Lawlessness in rural New Mexico--at least with regard to cockfighting

This story in Sunday's New York Times discusses the persistence of cock-fighting in New Mexico, even after the state became the 49th to ban the activity in 2007. The feature illustrates the difficulty in effectively enforcing a law when law enforcement support for the ban is lukewarm and when their resources are limited. Other challenges are posed by the rural locales where the cockfighting takes place, as well as the weak penalties associated with the New Mexico ban.

Here's a short excerpt from Adam Ellick's story, which has a dateline of Chaparral, population 6,100, on the border with Mexico:

After two weeks of preparation, 150 officers, backed up by a helicopter, slipped into this sleepy desert town. Their focus was not illegal immigration or drug smuggling, but a less pressing crime: cockfighting.

But when they raided what was billed as the Christmas Cockfighting Derby in December expecting to find 300 cockfighters, they found fewer than a dozen people. The cockfighters had been tipped off, the police said, and the officers issued tickets for four misdemeanors before seizing 12 shrieking roosters.

The story also features this rich quote from a rooster breeder:
“A gamecock shows me what an American should be like . . . . You defend to the death.”
Here's the closing vignette:

For 16 years, Richard and Louisa Lopez operated a 310-seat cockfighting arena at their farm in Luis Lopez, N.M. The $30,000 they earned annually from the operation helped subsidize their farm expenses, and send their children to college. Last month, they used the arena for their family reunion and a baby shower.
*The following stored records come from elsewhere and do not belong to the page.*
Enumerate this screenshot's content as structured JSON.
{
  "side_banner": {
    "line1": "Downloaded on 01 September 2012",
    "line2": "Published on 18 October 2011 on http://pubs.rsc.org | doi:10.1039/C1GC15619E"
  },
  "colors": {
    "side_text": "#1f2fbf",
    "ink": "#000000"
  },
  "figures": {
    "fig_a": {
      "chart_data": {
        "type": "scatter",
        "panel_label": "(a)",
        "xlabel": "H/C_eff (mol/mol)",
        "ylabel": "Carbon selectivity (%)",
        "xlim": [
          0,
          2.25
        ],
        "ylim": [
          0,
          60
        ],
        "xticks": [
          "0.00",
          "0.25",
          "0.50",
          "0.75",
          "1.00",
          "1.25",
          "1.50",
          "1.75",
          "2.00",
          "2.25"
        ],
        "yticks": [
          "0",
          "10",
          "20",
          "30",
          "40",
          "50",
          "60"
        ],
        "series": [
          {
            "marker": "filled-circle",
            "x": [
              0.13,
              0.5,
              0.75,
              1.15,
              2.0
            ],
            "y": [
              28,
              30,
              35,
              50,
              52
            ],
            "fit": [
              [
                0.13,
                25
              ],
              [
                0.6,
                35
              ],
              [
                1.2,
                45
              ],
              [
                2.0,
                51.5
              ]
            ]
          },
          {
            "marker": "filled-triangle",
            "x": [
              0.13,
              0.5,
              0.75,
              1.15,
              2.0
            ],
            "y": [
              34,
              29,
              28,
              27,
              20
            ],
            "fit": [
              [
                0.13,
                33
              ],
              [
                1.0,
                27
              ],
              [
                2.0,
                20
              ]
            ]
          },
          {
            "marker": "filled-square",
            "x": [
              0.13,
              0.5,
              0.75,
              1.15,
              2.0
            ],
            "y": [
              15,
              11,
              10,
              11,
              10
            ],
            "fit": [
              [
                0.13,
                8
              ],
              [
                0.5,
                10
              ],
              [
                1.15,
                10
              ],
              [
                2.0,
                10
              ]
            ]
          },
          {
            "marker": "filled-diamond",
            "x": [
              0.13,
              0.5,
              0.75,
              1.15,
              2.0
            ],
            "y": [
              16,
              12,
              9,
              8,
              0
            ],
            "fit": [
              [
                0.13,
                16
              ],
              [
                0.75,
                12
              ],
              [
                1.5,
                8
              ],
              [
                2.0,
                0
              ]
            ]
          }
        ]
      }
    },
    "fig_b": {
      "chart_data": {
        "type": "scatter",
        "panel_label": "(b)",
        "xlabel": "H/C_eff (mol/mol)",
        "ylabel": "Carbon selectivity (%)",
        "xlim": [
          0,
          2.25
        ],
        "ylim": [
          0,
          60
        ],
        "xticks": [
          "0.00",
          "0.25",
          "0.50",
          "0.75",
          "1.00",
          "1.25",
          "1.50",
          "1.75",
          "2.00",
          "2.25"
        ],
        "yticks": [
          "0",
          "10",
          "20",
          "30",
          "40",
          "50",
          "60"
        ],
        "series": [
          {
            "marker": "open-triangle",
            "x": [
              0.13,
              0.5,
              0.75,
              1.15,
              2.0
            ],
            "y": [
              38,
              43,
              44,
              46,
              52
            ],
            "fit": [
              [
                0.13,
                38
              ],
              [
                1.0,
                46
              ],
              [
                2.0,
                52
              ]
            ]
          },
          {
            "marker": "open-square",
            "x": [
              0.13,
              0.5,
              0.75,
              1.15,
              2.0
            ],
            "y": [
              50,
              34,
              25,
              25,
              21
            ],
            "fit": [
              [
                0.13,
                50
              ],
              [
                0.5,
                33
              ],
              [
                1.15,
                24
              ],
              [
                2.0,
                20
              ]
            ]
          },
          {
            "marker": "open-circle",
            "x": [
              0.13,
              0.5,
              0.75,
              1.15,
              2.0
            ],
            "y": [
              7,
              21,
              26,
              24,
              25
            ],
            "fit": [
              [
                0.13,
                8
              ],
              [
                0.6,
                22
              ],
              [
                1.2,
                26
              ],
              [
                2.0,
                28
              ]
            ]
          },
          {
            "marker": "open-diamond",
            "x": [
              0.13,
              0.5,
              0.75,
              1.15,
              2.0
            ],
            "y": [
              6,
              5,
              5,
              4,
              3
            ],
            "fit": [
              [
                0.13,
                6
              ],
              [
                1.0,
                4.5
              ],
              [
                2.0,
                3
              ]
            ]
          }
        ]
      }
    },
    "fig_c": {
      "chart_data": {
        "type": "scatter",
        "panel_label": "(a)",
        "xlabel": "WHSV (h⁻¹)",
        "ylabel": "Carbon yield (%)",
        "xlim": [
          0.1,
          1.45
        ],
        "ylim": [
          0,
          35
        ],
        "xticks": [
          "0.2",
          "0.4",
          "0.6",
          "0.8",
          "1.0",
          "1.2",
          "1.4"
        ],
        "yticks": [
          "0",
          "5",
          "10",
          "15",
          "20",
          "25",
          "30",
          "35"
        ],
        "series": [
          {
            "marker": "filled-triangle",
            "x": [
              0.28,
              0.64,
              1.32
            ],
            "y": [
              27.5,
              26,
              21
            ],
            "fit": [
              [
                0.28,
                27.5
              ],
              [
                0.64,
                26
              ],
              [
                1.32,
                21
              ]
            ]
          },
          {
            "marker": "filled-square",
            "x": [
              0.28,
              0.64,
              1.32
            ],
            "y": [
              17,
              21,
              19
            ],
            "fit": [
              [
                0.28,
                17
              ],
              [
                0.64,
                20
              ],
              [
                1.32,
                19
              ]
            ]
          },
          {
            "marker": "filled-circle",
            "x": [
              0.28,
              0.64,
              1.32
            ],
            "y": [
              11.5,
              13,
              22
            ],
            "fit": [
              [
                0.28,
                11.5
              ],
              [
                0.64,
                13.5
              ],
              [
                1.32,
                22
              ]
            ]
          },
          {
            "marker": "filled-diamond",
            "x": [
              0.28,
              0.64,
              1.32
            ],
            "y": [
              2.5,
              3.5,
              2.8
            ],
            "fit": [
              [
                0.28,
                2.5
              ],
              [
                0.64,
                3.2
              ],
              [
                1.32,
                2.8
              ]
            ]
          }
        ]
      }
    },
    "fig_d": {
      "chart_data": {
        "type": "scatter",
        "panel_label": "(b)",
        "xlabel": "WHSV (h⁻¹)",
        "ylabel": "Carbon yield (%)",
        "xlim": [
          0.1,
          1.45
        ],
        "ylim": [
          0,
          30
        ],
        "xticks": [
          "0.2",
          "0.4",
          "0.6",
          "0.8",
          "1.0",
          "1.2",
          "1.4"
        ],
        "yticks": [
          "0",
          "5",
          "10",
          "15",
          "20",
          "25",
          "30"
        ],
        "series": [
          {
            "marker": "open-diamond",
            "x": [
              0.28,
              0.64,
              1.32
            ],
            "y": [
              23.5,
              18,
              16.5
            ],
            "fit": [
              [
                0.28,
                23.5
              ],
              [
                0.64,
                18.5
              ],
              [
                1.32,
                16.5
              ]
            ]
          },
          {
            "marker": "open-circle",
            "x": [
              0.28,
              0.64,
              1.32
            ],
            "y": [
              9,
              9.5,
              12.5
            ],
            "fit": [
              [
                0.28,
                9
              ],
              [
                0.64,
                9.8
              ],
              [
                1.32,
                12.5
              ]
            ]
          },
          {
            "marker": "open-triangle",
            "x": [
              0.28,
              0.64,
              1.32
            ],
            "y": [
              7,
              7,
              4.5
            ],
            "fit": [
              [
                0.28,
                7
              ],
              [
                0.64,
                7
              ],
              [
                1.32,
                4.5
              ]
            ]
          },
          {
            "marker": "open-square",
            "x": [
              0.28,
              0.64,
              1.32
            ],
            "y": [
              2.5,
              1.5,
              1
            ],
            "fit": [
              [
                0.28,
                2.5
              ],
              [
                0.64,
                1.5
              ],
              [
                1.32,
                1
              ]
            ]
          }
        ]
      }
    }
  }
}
“We don’t have money to buy diesel sometimes,” Mr. Lopez said. “And this is the place that kept my farm going.”

New Mexico courts in January dismissed a suit by the New Mexico Gamefowl Association claiming economic devastation. An animal control investigator was similarly unsympathetic to to the Lopezes and others like them, stating: "You need to go find a job at Wal-Mart.” Guess that sorta' sums up the economic situation in rural New Mexico.